A Twitter feed promoting the event that appeared to be associated with its sponsors went abruptly silent in April. The last post announced that rabbis had asked that it no longer post updates on the social networking site.
Not all Orthodox leaders back the rabbis’ effort to push Internet filters. The camp of Rabbi Aaron Teitelbaum, one of the two claimants to leadership of the large Satmar Hasidic sect, will reportedly boycott the gathering. Teitelbaum’s group objects to allowing Internet access at home at all, even with filters. The Satmar also generally refuse to attend religious gatherings conducted even partially in English.
Meanwhile, Zalman Teitelbaum, Aaron Teitelbaum’s brother and rival claimant, has extended his measured support for the gathering. Insiders suspect that he’s done so at least partially to distance himself from his brother.
Orthodox blogs have also traded polemics and contested reports on why the Lubavitch Hasidic community was not initially invited to the gathering. The Lubavitch operate [a robust network of websites][6] geared toward outreach to non-Orthodox Jews. Lubavitch-linked blogs reported on May 8 that the community was ultimately invited following a meeting between Portugal and three Lubavitch leaders.

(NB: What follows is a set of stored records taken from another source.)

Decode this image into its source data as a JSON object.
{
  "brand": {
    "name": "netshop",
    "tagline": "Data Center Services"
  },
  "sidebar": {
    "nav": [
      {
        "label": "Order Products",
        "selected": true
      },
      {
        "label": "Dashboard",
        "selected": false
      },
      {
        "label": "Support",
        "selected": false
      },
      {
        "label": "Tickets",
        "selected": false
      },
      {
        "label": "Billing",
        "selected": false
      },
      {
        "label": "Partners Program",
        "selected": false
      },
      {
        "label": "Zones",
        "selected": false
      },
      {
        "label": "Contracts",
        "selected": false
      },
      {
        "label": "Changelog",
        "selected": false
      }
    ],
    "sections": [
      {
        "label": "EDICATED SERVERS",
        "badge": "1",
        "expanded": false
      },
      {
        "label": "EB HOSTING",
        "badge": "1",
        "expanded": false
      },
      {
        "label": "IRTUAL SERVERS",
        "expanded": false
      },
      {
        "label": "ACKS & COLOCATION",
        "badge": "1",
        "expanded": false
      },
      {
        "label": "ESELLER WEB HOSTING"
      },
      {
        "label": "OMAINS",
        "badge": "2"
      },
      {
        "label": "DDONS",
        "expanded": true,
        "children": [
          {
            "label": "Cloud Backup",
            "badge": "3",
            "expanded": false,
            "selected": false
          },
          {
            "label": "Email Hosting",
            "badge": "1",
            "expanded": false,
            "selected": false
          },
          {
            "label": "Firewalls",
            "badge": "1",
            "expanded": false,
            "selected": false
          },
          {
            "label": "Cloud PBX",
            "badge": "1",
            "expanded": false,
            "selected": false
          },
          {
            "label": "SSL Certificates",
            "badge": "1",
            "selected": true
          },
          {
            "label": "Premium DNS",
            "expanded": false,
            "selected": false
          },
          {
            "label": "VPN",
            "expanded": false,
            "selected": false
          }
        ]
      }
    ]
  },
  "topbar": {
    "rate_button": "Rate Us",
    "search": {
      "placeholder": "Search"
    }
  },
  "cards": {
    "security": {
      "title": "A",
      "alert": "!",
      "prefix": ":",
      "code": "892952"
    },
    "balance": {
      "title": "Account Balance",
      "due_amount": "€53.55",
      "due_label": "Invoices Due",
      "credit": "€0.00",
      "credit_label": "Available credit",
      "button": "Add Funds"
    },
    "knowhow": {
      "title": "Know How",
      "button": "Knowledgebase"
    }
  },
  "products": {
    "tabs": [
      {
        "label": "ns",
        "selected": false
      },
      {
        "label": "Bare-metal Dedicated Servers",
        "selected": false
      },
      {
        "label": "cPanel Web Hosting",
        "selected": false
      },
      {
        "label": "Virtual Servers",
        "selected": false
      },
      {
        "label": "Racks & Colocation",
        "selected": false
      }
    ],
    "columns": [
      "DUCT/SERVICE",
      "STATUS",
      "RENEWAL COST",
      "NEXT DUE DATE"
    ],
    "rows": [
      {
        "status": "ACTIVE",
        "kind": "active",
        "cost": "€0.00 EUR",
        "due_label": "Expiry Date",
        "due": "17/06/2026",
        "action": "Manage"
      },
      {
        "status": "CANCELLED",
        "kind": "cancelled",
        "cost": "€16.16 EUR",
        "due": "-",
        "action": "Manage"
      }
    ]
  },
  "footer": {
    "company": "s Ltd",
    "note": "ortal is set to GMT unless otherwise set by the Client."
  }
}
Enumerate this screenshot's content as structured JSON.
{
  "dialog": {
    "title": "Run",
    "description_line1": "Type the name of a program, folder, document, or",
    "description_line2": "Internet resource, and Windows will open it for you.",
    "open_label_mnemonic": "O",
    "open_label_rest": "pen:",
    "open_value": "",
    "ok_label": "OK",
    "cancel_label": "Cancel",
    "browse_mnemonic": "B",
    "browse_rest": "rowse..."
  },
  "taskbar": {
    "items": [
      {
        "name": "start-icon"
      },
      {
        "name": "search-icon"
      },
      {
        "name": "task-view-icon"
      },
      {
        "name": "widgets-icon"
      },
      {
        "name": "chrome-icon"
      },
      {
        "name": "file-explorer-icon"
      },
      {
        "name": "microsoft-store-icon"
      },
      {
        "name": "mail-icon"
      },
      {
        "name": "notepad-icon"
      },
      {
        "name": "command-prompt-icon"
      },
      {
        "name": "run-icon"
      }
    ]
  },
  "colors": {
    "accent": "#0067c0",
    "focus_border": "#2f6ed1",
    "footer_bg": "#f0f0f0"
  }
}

Controversy has also surrounded the organizers’ decision to bar women from attending the CitiField event. Kobre attributed the decision to logistical issues, presumably relating to the difficulty of erecting a divider between men’s and women’s sections in a stadium.
In a front-page April 30 story in Hamodia asking why women would not be allowed to attend the event, organizer Lazer Paskes noted that the event would be live streamed to specific locations in Jewish communities where women could gather to watch. “Being able to participate locally will also make it much easier on the mothers who will be hesitant to leave their children for more than absolutely necessary,” said Paskes, who runs a Web marketing firm called Optimal Targeting.